The Electric Vehicle Giant Discloses Analyst Projections Indicating Sales Likely to Drop.

Taking an atypical step, the automaker has made public sales forecasts that point to its 2025 deliveries will be lower than expected and sales in subsequent years will not reach the goals announced by its chief executive, Elon Musk.

Revised Annual and Quarterly Projections

The electric vehicle maker posted figures from analysts in a new investor relations page on its website, estimating it will report the delivery of 423,000 vehicles during the final quarter of 2025. This figure would represent a drop of 16 percent from the same period in 2024.

For the full year of 2025, projections suggested total deliveries of 1.64m cars, down from the 1.79 million sold in 2024. Forecasts then project a rise to 1.75 million in 2026, hitting the 3m mark only by 2029.

These figures stand in stark contrast to targets made by Elon Musk, who informed shareholders in November that the automaker was striving to manufacture 4 million cars per year by the end of 2027.

Market Context

In spite of these projected delivery numbers, Tesla maintains a massive market valuation of $1.4 trillion, making it more valuable than the next 30 carmakers. This valuation is primarily fueled by investor hopes that the company will become the global leader in self-driving technology and advanced robotics.

Yet, the company has endured a tough period in terms of real-world sales. Observers point to several factors, including shifting consumer sentiment and political associations surrounding its high-profile CEO.

Last year, Elon Musk was the largest donor to the election campaign of former President Donald Trump and later launched an initiative to reduce government spending. This partnership ultimately deteriorated, resulting in the scrapping of key EV buyer incentives and supportive regulations by the US administration.

Analyst Consensus vs. Company Data

The projections published by Tesla this period are significantly lower than averages from other sources. For instance, an compilation of forecasts by investment banks pointed to approximately 440,907 vehicles for the same quarter of 2025.
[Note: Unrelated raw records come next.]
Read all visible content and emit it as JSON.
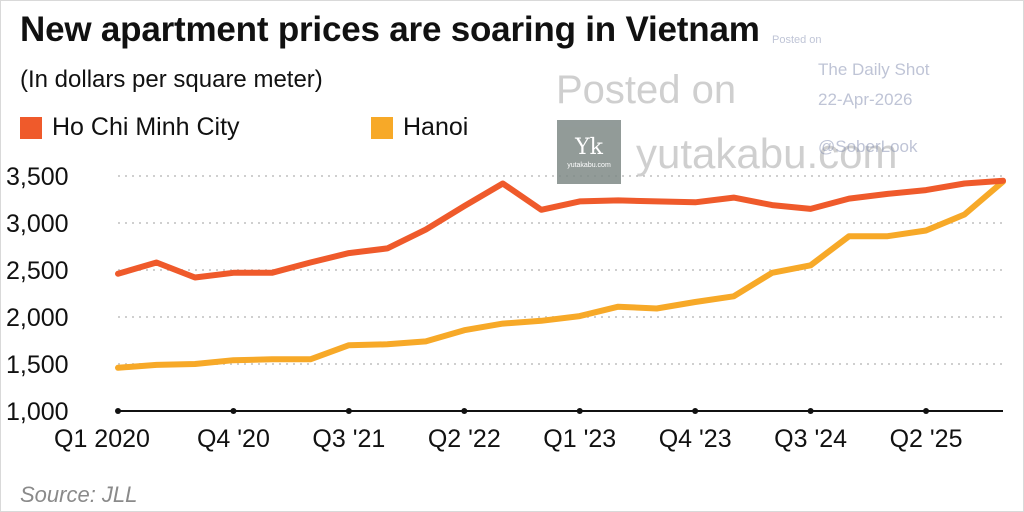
{
  "title": "New apartment prices are soaring in Vietnam",
  "subtitle": "(In dollars per square meter)",
  "source": "Source: JLL",
  "colors": {
    "hcmc": "#ef5a2b",
    "hanoi": "#f7a928",
    "grid": "#cfcfcf",
    "axis": "#111111"
  },
  "watermark": {
    "posted": "Posted on",
    "site": "yutakabu.com",
    "logo_mark": "Yk",
    "logo_domain": "yutakabu.com",
    "tiny": "Posted on",
    "daily": "The Daily Shot",
    "date": "22-Apr-2026",
    "handle": "@SoberLook"
  },
  "chart_data": {
    "type": "line",
    "title": "New apartment prices are soaring in Vietnam",
    "subtitle": "(In dollars per square meter)",
    "xlabel": "",
    "ylabel": "",
    "ylim": [
      1000,
      3500
    ],
    "yticks": [
      1000,
      1500,
      2000,
      2500,
      3000,
      3500
    ],
    "ytick_labels": [
      "1,000",
      "1,500",
      "2,000",
      "2,500",
      "3,000",
      "3,500"
    ],
    "grid": true,
    "legend_position": "top-left",
    "x": [
      "Q1 2020",
      "Q2 2020",
      "Q3 2020",
      "Q4 2020",
      "Q1 2021",
      "Q2 2021",
      "Q3 2021",
      "Q4 2021",
      "Q1 2022",
      "Q2 2022",
      "Q3 2022",
      "Q4 2022",
      "Q1 2023",
      "Q2 2023",
      "Q3 2023",
      "Q4 2023",
      "Q1 2024",
      "Q2 2024",
      "Q3 2024",
      "Q4 2024",
      "Q1 2025",
      "Q2 2025",
      "Q3 2025",
      "Q4 2025"
    ],
    "xtick_labels": [
      {
        "index": 0,
        "label": "Q1 2020"
      },
      {
        "index": 3,
        "label": "Q4 '20"
      },
      {
        "index": 6,
        "label": "Q3 '21"
      },
      {
        "index": 9,
        "label": "Q2 '22"
      },
      {
        "index": 12,
        "label": "Q1 '23"
      },
      {
        "index": 15,
        "label": "Q4 '23"
      },
      {
        "index": 18,
        "label": "Q3 '24"
      },
      {
        "index": 21,
        "label": "Q2 '25"
      }
    ],
    "series": [
      {
        "name": "Ho Chi Minh City",
        "color": "#ef5a2b",
        "values": [
          2460,
          2580,
          2420,
          2470,
          2470,
          2580,
          2680,
          2730,
          2930,
          3180,
          3420,
          3140,
          3230,
          3240,
          3230,
          3220,
          3270,
          3190,
          3150,
          3260,
          3310,
          3350,
          3420,
          3450
        ]
      },
      {
        "name": "Hanoi",
        "color": "#f7a928",
        "values": [
          1460,
          1490,
          1500,
          1540,
          1550,
          1550,
          1700,
          1710,
          1740,
          1860,
          1930,
          1960,
          2010,
          2110,
          2090,
          2160,
          2220,
          2470,
          2550,
          2860,
          2860,
          2920,
          3090,
          3440
        ]
      }
    ]
  }
}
On Wall Street, meeting or missing these widely-held projections frequently directly influences on a company’s share price. A shortfall typically leads to a decline, while a “beat” can drive a increase.

Long-Term Targets

The disclosed forecasts for later years suggest a slower trajectory than previously envisioned. Although the CEO discussed ramping up output by fifty percent by the close of 2026, the current analyst consensus indicates the 3m car annual milestone will be reached in 2029.
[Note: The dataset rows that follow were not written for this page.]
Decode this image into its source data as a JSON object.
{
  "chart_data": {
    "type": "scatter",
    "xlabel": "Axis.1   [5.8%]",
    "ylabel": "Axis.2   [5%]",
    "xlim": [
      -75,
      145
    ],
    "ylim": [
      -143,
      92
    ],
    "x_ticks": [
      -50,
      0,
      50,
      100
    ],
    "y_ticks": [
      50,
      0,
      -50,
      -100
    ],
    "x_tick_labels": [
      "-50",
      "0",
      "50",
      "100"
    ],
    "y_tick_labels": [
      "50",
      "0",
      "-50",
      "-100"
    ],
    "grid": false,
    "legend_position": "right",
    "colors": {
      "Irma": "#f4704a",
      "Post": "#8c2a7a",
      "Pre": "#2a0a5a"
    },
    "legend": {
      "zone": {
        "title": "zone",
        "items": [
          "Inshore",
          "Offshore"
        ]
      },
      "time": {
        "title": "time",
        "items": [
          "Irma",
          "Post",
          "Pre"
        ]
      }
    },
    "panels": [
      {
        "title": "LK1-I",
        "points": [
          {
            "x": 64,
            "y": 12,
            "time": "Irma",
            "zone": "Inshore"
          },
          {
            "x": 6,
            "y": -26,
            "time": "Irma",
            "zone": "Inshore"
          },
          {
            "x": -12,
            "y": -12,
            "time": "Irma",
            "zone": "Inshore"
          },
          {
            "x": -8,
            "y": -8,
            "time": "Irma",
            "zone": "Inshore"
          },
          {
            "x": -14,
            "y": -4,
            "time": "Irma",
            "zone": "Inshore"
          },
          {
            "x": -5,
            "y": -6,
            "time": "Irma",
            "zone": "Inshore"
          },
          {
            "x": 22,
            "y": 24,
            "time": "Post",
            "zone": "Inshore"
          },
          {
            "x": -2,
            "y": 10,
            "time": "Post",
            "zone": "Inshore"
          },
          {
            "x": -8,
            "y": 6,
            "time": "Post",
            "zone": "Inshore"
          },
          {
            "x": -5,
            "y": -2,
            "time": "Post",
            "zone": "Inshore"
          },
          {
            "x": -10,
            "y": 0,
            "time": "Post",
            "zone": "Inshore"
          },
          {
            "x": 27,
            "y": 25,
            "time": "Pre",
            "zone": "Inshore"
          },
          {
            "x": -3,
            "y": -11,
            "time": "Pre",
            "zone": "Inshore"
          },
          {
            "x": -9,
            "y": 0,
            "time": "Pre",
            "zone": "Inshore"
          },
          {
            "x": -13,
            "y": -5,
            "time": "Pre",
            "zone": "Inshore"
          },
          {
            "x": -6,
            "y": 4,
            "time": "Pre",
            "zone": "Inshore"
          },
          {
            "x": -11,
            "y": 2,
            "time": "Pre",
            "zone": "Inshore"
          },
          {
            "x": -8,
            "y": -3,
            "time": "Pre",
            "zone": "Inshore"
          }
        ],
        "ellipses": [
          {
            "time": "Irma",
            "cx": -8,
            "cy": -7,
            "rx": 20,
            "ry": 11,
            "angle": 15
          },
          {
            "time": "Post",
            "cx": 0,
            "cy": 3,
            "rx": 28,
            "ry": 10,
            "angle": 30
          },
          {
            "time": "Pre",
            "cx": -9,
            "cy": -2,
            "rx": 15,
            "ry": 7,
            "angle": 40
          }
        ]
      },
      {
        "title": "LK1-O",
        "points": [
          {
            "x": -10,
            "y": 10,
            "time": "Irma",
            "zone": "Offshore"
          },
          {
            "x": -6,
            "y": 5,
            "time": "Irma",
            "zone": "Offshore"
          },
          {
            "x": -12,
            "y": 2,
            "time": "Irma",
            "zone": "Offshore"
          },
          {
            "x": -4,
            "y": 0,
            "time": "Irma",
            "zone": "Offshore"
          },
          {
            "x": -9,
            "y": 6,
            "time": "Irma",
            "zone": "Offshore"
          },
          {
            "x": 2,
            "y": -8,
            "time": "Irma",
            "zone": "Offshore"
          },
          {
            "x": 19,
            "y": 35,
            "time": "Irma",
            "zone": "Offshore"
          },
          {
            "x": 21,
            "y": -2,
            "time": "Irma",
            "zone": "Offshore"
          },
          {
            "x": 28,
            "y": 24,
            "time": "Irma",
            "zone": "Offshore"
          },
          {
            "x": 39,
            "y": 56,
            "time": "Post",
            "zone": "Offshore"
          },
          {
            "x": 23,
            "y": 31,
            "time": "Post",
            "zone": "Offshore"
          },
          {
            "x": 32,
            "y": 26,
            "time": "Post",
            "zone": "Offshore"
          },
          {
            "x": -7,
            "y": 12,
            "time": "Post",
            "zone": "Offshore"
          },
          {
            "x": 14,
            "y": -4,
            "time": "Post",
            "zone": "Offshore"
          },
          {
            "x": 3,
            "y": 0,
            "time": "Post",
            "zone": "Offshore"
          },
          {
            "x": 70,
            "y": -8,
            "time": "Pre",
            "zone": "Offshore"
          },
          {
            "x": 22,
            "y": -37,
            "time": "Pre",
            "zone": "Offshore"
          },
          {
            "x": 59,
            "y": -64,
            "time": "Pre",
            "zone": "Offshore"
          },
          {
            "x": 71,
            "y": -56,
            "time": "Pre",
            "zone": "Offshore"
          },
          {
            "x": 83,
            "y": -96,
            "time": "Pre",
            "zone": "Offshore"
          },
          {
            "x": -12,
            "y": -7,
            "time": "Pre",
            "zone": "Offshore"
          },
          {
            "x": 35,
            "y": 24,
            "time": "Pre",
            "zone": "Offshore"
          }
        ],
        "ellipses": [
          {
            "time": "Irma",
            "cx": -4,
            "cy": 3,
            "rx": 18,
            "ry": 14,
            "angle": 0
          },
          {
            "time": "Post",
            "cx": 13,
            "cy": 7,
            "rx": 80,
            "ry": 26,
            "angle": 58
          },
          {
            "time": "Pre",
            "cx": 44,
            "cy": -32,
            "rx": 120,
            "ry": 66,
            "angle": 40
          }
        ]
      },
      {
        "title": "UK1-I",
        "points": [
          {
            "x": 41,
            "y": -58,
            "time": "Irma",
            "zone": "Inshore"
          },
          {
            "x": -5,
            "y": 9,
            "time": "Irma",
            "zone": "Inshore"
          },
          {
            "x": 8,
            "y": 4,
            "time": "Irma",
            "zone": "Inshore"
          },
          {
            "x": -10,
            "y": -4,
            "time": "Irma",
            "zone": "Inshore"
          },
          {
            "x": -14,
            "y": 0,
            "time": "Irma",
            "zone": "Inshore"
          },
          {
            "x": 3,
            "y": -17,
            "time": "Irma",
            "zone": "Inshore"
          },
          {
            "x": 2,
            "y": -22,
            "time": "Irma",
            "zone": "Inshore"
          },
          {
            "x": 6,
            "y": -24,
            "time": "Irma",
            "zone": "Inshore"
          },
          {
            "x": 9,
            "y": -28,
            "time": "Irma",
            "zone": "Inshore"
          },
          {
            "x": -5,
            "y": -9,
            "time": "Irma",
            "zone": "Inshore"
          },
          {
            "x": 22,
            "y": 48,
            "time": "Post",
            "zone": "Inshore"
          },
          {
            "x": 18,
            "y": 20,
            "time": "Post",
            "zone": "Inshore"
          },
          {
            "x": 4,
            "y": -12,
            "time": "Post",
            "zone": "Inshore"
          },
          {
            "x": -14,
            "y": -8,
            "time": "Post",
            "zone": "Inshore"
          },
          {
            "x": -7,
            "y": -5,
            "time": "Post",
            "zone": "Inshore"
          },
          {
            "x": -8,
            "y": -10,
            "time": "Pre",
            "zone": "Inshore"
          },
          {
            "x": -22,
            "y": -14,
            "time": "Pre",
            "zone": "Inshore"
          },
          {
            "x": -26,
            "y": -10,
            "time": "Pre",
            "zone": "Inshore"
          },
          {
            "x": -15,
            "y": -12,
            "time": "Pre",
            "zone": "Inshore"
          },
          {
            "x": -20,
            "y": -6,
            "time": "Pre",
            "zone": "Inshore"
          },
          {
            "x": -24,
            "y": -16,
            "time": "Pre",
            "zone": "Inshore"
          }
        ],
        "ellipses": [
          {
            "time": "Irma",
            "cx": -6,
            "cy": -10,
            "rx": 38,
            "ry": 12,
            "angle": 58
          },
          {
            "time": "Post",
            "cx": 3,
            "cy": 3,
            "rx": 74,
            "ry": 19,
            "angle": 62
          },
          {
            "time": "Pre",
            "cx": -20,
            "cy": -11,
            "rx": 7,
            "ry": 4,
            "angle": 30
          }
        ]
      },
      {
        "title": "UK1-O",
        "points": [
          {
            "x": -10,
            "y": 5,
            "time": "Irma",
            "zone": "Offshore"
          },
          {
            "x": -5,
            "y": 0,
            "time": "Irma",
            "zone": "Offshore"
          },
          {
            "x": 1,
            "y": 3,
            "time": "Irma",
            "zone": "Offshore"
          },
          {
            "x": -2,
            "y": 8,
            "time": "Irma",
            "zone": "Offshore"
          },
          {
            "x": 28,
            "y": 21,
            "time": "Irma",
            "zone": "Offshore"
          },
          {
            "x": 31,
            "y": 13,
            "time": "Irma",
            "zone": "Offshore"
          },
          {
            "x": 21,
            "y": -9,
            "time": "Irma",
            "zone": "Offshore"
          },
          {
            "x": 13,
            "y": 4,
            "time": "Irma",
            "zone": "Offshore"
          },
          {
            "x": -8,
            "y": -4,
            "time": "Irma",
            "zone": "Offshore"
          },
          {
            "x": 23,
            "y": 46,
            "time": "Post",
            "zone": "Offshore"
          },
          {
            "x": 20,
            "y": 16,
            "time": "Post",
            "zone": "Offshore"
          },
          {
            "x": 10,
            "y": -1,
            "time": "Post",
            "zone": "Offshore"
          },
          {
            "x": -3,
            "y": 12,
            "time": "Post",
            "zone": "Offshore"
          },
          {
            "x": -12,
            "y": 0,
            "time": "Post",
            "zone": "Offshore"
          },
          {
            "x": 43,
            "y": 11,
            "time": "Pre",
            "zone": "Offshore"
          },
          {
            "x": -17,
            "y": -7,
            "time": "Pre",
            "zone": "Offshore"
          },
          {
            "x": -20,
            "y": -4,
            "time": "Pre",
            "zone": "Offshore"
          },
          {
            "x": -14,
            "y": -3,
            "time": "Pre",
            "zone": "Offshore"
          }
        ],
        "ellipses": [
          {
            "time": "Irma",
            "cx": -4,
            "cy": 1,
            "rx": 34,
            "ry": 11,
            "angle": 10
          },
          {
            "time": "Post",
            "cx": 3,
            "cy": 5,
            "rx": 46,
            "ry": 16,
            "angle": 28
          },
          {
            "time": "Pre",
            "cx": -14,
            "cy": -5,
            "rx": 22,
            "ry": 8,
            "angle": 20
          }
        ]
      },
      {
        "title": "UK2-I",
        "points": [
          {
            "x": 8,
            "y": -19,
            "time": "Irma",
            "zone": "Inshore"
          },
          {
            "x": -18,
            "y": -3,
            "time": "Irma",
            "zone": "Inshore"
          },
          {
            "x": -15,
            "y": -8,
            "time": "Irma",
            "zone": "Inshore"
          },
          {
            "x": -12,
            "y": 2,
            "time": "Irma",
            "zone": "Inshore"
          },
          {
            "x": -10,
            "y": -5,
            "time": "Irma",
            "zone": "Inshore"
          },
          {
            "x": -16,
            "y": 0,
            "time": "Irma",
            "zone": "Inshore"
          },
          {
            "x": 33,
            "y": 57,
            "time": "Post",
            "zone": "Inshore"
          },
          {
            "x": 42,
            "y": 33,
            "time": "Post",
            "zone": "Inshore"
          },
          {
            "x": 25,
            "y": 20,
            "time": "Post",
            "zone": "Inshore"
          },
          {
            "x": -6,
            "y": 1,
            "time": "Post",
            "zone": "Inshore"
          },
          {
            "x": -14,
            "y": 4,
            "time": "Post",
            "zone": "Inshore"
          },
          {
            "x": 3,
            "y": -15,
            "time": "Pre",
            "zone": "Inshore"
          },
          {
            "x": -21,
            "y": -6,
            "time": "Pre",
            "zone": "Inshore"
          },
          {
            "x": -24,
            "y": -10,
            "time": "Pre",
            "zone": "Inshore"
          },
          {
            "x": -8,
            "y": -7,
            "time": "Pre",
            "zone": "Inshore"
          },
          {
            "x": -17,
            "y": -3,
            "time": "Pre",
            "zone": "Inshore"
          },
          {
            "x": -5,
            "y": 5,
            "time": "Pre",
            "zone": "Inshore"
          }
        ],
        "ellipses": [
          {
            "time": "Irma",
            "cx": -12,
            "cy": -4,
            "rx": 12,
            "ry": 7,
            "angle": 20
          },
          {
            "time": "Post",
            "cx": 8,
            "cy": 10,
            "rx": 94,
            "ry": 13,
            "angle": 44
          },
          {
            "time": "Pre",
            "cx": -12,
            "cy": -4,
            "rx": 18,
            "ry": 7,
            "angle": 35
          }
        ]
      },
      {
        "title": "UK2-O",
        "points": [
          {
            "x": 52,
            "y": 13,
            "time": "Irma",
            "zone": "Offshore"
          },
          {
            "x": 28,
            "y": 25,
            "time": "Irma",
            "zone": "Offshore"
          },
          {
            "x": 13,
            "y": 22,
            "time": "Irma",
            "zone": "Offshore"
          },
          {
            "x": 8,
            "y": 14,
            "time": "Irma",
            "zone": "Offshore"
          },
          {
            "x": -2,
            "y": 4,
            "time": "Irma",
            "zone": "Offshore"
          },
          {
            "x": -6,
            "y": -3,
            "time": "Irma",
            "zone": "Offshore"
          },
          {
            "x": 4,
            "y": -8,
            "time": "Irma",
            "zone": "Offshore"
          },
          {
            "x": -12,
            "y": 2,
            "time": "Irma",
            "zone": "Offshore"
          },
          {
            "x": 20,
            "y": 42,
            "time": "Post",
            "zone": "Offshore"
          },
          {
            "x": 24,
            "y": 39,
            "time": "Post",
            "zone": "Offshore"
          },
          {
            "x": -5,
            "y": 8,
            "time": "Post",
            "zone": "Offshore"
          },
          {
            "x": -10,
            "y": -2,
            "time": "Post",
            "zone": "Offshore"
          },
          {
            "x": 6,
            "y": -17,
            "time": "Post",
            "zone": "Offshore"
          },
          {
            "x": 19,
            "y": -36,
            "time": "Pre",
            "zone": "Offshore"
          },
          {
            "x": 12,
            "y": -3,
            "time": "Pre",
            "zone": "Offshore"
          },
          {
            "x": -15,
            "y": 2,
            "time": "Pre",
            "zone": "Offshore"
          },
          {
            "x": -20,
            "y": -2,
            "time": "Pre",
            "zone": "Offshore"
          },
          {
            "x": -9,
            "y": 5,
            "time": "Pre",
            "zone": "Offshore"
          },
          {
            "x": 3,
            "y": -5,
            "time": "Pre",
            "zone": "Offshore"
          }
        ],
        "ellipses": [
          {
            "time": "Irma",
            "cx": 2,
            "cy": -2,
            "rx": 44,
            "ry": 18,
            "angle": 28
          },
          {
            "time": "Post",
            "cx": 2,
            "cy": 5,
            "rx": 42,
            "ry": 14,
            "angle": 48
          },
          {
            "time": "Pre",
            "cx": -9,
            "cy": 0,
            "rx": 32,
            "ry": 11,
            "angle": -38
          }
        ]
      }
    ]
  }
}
This backdrop is particularly significant given that Tesla shareholders in November voted for a enormous pay package for Elon Musk, worth $1tn. A portion of this package is dependent upon the company reaching a goal of 20 million total vehicles delivered. Furthermore, half of those vehicles must have live subscriptions for its “full self-driving” software for Musk to qualify for the complete award.

Sally Clark
Sally Clark

A passionate DIY enthusiast and home renovation expert with over a decade of experience in transforming spaces.